An Efficient, Open-Source C++ Loop Classifier and Tempo Estimator
The Algorithm Behind Audacity’s Brand New Tempo Detection Feature
An efficient, offline C++ algorithm for loop classification and tempo estimation is presented, alongside its evaluation framework. The framework provides the area under the ROC curve (AUC) of the classifier, facilitating regression-free development and tuning of the algorithm. The AUC is now 0.93 when evaluated against the set of files (publicly available on freesound.org under the Creative Commons license) listed in the framework's source code. By providing computation time measurement, the framework has also been useful for optimizing the algorithm, which is now typically over 2500 times faster than real-time (measurement made on a Windows laptop with a 12th Gen Intel Core i7-12800HX processor and 32 GB of RAM). Furthermore, the framework can be used to set the target false positive rate according to the requirements of your application. Algorithm and evaluation framework are open source, and care has been taken to keep the algorithm easily reusable.
The algorithm can be seen as a "classical" algorithm and reuses ideas described elsewhere in the literature. However, the idea behind the classifier is original. A set of loosely plausible numbers of tatums (or ticks) fitting in the duration of the provided audio file is taken. The likelihood of each tatum count hypothesis is evaluated by measuring the distance of each onset to its closest tatum and using the onset's strength in the weighted average of all distances. The average is then compared to a threshold, and, if below, a disambiguation step is carried out, where the number of tatums is reused to determine the most likely tempo (BPM) and time signature.
As implied above, the input audio must be a loop for its tempo to be detected. This limitation was not deemed critical for the application the algorithm was intended for. On the other hand, it opened possibilities to improve the discriminant factor of the classifier, allowing a higher success rate while keeping the false positive rate low. This choice may explain the originality of the approach despite its simplicity.
Matthieu Hodgkinson
Senior Software Developer
Muse Group
Passionate about music, I pursued a Bachelor's degree in Musicology at the Université Jean Monnet in Saint-Etienne, France. I completed the final year of this degree at the National University of Ireland, Maynooth, as an Erasmus student, where I delved into computer music. I continued my studies there, earning an MA in Music Technology, and later completed a PhD in Computer Science, focusing on Digital Signal Processing (DSP).

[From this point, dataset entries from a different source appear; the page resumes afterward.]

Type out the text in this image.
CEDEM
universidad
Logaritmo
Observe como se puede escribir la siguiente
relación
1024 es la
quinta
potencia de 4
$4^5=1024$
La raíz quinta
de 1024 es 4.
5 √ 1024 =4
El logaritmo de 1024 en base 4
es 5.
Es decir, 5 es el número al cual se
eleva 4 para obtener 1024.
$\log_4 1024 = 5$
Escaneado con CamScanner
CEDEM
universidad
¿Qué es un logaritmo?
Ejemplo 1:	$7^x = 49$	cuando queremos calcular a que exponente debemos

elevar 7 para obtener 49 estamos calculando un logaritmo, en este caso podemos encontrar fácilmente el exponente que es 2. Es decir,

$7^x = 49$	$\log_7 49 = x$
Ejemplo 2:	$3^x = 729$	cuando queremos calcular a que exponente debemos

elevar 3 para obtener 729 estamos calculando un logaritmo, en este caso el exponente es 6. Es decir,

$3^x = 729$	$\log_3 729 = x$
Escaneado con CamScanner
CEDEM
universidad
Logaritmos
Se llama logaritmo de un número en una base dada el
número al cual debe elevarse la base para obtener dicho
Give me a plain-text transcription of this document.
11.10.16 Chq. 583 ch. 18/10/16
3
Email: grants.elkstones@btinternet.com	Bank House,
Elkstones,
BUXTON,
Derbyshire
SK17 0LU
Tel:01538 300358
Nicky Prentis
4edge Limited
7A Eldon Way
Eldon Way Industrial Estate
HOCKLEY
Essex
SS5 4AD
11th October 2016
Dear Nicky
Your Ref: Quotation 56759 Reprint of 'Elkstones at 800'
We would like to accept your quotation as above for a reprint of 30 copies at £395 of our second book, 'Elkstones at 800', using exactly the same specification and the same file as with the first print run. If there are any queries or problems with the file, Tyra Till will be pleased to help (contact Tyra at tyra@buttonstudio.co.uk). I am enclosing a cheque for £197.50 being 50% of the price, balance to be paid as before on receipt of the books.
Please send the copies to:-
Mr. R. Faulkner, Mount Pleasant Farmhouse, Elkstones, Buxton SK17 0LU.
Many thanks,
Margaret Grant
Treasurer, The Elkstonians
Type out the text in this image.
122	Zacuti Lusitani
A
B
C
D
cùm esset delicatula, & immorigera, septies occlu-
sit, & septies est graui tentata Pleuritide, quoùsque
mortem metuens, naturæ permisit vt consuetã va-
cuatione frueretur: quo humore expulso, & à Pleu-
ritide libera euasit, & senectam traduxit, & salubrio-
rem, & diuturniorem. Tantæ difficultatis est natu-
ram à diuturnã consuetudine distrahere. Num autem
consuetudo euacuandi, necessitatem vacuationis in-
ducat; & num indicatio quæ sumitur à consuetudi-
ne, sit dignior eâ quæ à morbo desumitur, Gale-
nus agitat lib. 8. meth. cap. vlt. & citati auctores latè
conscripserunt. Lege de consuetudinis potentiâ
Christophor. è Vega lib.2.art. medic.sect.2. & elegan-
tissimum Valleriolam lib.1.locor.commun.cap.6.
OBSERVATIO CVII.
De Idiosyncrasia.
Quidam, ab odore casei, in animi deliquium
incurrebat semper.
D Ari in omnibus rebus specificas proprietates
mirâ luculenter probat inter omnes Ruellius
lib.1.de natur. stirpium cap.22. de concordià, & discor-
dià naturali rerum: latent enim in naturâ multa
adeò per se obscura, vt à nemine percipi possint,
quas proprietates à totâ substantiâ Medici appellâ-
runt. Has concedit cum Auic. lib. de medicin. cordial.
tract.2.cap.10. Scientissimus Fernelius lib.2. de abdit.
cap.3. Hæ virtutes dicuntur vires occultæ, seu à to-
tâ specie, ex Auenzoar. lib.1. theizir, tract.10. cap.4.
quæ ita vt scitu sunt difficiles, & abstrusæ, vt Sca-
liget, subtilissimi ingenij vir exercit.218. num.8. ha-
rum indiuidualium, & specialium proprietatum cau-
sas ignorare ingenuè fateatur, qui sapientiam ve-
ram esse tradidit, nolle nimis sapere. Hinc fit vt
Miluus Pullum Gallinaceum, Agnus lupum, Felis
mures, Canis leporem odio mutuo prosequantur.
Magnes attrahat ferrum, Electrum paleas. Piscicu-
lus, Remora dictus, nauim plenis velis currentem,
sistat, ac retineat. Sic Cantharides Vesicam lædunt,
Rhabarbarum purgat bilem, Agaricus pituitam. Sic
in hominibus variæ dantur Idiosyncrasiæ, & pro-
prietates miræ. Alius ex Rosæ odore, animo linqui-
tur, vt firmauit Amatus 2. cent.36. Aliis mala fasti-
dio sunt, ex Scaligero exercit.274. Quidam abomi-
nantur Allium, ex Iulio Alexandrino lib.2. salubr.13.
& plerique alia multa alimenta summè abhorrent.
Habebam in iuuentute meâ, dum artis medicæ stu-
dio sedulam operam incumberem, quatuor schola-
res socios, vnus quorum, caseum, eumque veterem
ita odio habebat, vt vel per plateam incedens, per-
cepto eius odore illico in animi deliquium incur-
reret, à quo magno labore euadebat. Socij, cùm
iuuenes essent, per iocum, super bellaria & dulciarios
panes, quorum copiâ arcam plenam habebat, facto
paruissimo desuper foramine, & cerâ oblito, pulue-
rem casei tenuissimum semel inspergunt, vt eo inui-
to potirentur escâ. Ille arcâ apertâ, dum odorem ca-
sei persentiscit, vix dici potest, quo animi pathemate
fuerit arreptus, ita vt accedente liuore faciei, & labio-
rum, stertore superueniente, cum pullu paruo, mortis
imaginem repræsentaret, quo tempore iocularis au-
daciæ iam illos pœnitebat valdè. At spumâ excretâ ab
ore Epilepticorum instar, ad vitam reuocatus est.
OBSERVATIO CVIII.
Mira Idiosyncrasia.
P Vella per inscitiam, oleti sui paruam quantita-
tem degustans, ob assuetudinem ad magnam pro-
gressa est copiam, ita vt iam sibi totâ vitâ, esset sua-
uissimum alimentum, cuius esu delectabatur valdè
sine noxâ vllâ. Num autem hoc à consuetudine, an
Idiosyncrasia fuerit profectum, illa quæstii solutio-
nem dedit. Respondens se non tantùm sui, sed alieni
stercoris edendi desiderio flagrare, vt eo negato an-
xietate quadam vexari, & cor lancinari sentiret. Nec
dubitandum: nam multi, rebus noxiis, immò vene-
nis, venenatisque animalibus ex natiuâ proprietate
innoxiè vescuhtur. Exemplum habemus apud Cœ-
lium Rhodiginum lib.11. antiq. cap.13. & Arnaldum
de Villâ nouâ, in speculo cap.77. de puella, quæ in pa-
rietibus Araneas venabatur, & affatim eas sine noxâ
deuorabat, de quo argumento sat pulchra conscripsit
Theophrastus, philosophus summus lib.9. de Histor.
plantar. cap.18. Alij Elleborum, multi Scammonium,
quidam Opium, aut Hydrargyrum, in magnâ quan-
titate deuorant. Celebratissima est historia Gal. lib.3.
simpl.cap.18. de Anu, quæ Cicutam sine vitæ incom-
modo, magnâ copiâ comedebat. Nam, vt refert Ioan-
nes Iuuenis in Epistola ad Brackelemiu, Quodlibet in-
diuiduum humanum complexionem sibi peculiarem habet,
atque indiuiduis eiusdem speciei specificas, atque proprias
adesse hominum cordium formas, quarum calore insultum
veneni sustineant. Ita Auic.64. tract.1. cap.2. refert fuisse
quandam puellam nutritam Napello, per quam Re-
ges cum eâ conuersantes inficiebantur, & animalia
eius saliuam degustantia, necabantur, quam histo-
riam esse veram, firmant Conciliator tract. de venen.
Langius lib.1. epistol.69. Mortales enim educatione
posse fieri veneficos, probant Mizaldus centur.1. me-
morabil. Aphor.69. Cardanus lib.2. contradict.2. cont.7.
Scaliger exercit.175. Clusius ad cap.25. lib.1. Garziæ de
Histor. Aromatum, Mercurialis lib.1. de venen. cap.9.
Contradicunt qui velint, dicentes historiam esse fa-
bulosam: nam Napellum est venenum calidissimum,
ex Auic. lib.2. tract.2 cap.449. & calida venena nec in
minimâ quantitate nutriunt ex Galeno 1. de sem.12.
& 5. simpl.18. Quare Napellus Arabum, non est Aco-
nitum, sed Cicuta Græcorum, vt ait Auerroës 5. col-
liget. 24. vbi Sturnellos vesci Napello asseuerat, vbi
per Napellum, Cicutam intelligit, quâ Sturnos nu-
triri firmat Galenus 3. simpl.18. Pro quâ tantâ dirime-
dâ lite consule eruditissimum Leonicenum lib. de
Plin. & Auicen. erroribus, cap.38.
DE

My PhD thesis developed mathematical models for the vibration of plucked and struck strings. These models could be used to separate transients from more stable frequency components (predominantly harmonics) in recorded samples. The extracted transients could serve as realistic inputs to synthesis systems, such as digital waveguides. Additionally, the frequency and decay parameters derived from fitting the model to the sample could be used to calibrate these systems, enabling them to replicate the sound of classical or acoustic guitars, plucked violins, and similar instruments. I gave talks about the findings of my doctoral research at several international conferences, primarily DAFx.
Following my PhD, I spent over 10 years working in the video conferencing industry, contributing to the development of GoToMeeting at Citrix, LogMeIn, and later GoTo. Working on the endpoint and the server, the backend and the frontend, in C++ and Javascript, my work primarily focused on the audio processing chain and the network transport of audio packets. I developed a patented algorithm for jitter buffer control that utilizes a perceptual model that considers packet late loss and conversational interactivity to determine the optimal buffer size on the receiver’s endpoint.
Since April 2023, I have been working for the Muse Group as part of the Audacity team. As the DSP specialist, I have the privilege of tackling some of the most engaging tasks – at least from my point of view… These often offer opportunities for creativity, and it was while working on the problem of tempo detection that I discovered the approach I will present at ADC 2024.